Doch Ted war nie Plattform für Propaganda. Sie ist heute mehr den je Forum für Zweifel - an genau jenen Innovationen, deren Aufstieg sie begleitet hat. Der europäische Direktor der Ted, Bruno Giussani, ist da ein Meister des Kontextes. So setzt er gleich an den Anfang der Veranstaltung einen Vortrag des Datenredakteurs beim Magazin Economist, Ken Cukier. Der erst einmal das ganze Panorama der ungeahnten Möglichkeiten und Chancen von Big Data aufrollt, Weltgesundheit, Sicherheit und Demokratie zu stärken. Um dann vor den destruktiven Folgen eines dogmatischen Effizienzdenkens zu warnen. Gefolgt vom französischen Wirtschaftswissenschaftler Thomas Piketty, der für sein Buch "Das Kapital im 21. Jahrhundert" aus genau solchen Datenfluten seine Theorie von der wachsenden Ungleichheit der Welt herausarbeitete, die ihn nun zum Debattenstar gemacht hat.

Es geht um Werte, die das Netz transportieren sollte, wie die Selbstermächtigungs-Projekte der digitalen Kartografie-Organisation von Erica Hagen, die Nairobis Shantytown Kibera buchstäblich auf die Karte setzte. Besonders mitreißend verdeutlicht das Simon Anholt, der seinen "Good Country Index" vorstellt. Mit dem bewertet er Länder nicht nach ihrer Effizienz, auch nicht nach Wohlfühlfaktoren der Glücksforschung, sondern nach ihrer positiven Wirkung für den Rest der Welt (Platz 1: Irland. Platz 2: Finnland. Platz 3: Schweiz. Deutschland - Platz 13. USA - Platz 21).

Das mögen alles nur Schlaglichter auf Einzelprojekte sein. Doch was sich da vor dem zunehmend begeisterten Publikum herauskristallisierte, ist der Wille, eben jenen Weg der Vernunft zu finden, der zwischen dem Kulturpessimismus des 20. Jahrhunderts und dem Effizienzdogma des 21. Jahrhunderts vermitteln kann.

Man lebt nicht für oder gegen das Netz. Sondern mit ihm. Berlin hat das früh begriffen

Bruno Giussani hätte dafür keinen besseren Ort finden können als Berlin, wo man früher als anderswo gelernt hat, nicht für oder gegen, sondern mit dem Internet zu leben. Denn es geht ja gerade darum, die Zukunftsbegeisterung mit genau jenem positiven Fortschrittsgedanken zu bewahren. Jenen Fortschritt, der einst eine Mischung aus Erfindergeist, Humanismus und Gesellschaftsverträgen war und nun von einer Sturm- und Drang-Phase verdrängt wird, die von Angriffslust, Effizienz und Anarchie geprägt ist.

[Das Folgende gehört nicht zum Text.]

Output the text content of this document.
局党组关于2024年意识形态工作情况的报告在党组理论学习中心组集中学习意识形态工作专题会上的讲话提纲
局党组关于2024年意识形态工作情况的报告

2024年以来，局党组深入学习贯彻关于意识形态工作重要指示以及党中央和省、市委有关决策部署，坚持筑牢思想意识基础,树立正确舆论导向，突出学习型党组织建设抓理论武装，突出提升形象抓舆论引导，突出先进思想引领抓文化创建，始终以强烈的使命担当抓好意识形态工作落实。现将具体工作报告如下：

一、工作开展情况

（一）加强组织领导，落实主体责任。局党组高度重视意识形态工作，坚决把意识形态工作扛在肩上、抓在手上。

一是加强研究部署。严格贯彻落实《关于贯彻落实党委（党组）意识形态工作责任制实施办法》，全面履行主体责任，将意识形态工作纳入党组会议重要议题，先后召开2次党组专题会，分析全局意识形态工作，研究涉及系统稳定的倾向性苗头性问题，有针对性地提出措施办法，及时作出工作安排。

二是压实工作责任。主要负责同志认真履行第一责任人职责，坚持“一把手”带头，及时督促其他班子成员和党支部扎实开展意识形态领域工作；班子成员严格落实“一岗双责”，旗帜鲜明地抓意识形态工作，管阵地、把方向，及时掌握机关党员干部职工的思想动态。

Nein, sexy und glamourös war Vernunft noch nie. Aber es ist bezeichnend, dass der Generationenkonflikt sich im umgekehrten Frontverlauf abzeichnet: mit einer jungen Generation, die Vernunft fordert - und Machtstrukturen, die Umsturz bedeuten. Diese Generation sieht, wie sich die Revolutionäre, die sie vor Kurzem noch so bewunderte, zu Autokraten wandeln. Zu Konzernen, die harten Druck ausüben, wie Google und Amazon. Zu Überwachungsmaschinerien im Dienste der Wirtschaft und der staatlich verordneten Angst. Das war nicht die Welt, die sie in ihren virtuellen Räumen der digitalen Netze erträumten. An diesem Abend dämmert einmal mehr die Erkenntnis, dass es nun Zeit wird, für diese Welt zu kämpfen. Denn es gibt Wege der Vernunft.